United States Senator-elect from Pennsylvania
- In office March 4, 1927 – December 6, 1929 Not seated
- Preceded by: George Pepper
- Succeeded by: Joe Grundy

Member of the U.S. House of Representatives from Pennsylvania's 1st district
- In office March 4, 1923 – March 3, 1927
- Preceded by: Himself
- Succeeded by: James Hazlett
- In office May 24, 1912 – January 2, 1923
- Preceded by: Henry Bingham
- Succeeded by: Himself

Member of the Pennsylvania Senate from the 1st district
- In office November 7, 1922 – November 30, 1923
- Preceded by: Edwin Vare
- Succeeded by: Flora M. Vare

Personal details
- Born: William Scott Vare December 24, 1867 Philadelphia, Pennsylvania, U.S.
- Died: August 7, 1934 (aged 66) Atlantic City, New Jersey, U.S.
- Party: Republican (Before 1934) Democratic (1934)

= William Scott Vare =

American politician (1867-1934)

William Scott Vare (December 24, 1867 – August 7, 1934) was an American politician from Pennsylvania who served as a Republican member of the United States House of Representatives for Pennsylvania's 1st congressional district from 1912 to 1927. He also served as a member of the Pennsylvania State Senate from the 1st senatorial district from 1922 to 1923. He won election to the United States Senate for Pennsylvania in 1926 but was never seated and was eventually removed in 1929 due to allegations of corruption and voter fraud.

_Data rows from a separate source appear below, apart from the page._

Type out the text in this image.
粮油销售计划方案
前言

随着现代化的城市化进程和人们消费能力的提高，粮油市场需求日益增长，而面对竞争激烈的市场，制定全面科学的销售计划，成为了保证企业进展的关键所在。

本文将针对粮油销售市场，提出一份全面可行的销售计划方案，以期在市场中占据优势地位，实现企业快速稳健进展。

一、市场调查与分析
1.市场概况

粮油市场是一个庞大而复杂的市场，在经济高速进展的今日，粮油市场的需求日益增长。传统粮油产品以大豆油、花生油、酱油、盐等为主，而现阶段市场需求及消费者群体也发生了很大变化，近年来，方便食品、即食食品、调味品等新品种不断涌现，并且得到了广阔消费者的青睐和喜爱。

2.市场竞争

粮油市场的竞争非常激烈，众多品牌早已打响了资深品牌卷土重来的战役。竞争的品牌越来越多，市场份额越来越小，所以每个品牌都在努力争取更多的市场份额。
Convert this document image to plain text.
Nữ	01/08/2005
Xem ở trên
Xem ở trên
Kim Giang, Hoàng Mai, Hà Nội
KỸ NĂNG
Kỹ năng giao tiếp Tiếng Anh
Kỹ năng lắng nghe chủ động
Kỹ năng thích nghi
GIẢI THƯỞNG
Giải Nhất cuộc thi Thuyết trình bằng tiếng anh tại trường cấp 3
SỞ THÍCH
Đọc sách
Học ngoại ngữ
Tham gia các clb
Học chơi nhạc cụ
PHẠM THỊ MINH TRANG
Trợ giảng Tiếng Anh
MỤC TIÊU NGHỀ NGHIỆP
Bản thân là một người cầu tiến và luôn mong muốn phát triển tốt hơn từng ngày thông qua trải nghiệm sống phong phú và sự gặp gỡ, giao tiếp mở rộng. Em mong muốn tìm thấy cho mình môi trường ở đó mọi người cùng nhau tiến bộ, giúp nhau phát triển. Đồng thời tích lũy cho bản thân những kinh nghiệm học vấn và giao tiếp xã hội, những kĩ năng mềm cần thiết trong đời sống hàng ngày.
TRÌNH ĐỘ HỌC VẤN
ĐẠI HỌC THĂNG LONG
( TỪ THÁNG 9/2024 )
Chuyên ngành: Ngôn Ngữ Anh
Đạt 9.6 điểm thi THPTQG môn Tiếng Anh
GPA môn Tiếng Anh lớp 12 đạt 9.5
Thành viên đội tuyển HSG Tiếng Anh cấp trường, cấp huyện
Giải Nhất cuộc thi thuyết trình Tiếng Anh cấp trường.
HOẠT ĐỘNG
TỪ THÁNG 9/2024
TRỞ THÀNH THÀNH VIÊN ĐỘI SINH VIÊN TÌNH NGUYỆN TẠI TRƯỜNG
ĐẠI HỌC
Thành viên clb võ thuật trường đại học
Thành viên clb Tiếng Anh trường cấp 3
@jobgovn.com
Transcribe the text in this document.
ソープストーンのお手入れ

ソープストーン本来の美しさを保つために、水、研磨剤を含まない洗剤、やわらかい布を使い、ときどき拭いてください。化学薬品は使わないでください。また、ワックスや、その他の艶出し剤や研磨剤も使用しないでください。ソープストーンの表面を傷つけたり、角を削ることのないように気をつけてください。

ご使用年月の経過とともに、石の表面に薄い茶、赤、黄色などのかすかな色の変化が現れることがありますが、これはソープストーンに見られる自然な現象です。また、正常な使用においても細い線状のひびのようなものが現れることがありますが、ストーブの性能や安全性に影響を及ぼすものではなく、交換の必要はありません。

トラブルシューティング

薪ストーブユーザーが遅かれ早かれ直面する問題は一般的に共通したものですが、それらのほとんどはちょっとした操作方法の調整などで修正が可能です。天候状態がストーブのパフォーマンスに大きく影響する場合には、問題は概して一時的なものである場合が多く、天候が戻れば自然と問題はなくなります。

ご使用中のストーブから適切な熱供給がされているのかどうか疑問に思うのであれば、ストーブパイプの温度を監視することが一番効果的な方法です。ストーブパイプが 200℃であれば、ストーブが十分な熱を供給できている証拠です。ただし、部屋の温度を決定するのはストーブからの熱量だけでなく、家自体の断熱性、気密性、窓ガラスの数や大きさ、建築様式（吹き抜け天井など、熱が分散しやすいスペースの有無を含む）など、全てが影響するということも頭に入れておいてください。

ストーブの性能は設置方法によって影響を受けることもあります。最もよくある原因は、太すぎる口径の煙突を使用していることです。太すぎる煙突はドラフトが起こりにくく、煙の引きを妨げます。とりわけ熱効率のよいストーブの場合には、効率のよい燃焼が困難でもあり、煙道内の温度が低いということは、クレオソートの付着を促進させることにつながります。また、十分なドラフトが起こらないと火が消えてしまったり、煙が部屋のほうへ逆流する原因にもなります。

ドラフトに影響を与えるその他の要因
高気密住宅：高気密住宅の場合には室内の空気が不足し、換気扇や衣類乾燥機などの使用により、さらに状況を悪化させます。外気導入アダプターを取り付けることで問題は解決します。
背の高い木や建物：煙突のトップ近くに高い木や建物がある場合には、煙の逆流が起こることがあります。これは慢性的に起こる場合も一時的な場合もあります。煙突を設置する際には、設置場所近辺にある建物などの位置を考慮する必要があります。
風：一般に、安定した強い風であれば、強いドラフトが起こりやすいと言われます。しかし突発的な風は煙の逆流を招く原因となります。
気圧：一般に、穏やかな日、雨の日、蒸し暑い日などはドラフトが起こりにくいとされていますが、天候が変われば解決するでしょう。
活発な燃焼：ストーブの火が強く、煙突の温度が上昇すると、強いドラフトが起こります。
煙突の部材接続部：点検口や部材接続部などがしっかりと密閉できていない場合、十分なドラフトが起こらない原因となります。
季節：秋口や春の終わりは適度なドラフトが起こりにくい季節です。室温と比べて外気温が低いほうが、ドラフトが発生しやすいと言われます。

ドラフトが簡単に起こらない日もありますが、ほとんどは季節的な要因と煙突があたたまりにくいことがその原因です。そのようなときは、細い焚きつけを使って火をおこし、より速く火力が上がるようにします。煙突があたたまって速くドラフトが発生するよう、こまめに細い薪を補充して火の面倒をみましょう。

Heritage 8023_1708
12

He was a notorious political boss in the Philadelphia Republican machine of the early 20th century. Vare and his two brothers, Edwin and George, were known as the "Dukes of South Philadelphia" and held political control over South Philadelphia ward leadership and patronage jobs for decades. The contracting business he owned along with his brothers was involved in the construction of well-known sites in Philadelphia such as Municipal Stadium, the Broad Street subway and the Philadelphia Museum of Art.

==Early life==
Vare was born in Philadelphia, Pennsylvania to Augustus and Abigail Vare. He was the youngest of three brothers, all of whom were contractors and politicians. George (1859–1908), Edwin (1862–1922) and William were known as the "Dukes of South Philadelphia" and controlled ward leadership and patronage jobs for decades.

He grew up on a pig and produce farm in Philadelphia at the current location of Fourth Street and Snyder Avenue.

John Wanamaker, the department store magnate, took young Bill under his wing and paid for his tuition at Central High School in Philadelphia. Later, he worked as a storeboy at Wanamaker's.

At age 15, Vare entered the mercantile business and became a general contractor in 1893.

==Career==
His political career began in 1884 when he observed the Mummers parade on New Year's Day and realized that such marches could be employed in political campaigns. The Vare brothers started a family business hauling ash and garbage in South Philadelphia. In 1890 he started construction contracting with his two older brothers. Vare Brothers contracting worked on excavating, paving and municipal contracts for the city of Philadelphia that totaled $7 million between 1909 and 1912. Their projects included building trolley tracks, sewers, the Municipal Stadium, the Broad Street subway and excavating the site of the Philadelphia Museum of Art.

Vare was elected to Philadelphia City Council in 1898 and served until 1901. He served as Recorder of Deeds for Philadelphia from 1902 to 1912. In 1911, he ran for mayor as a moderate Republican. The primary was won by George Earle, Jr., but it split the Republican organization in Philadelphia three different ways, and it was these splits that accounted for Independent Rudolph Blankenburg's election in 1911.

In 1912, Vare was elected to the Pennsylvania State Senate and at the same time was elected to the U.S. Congress for the Pennsylvania 1st congressional district seat left vacant by the death of Henry H. Bingham.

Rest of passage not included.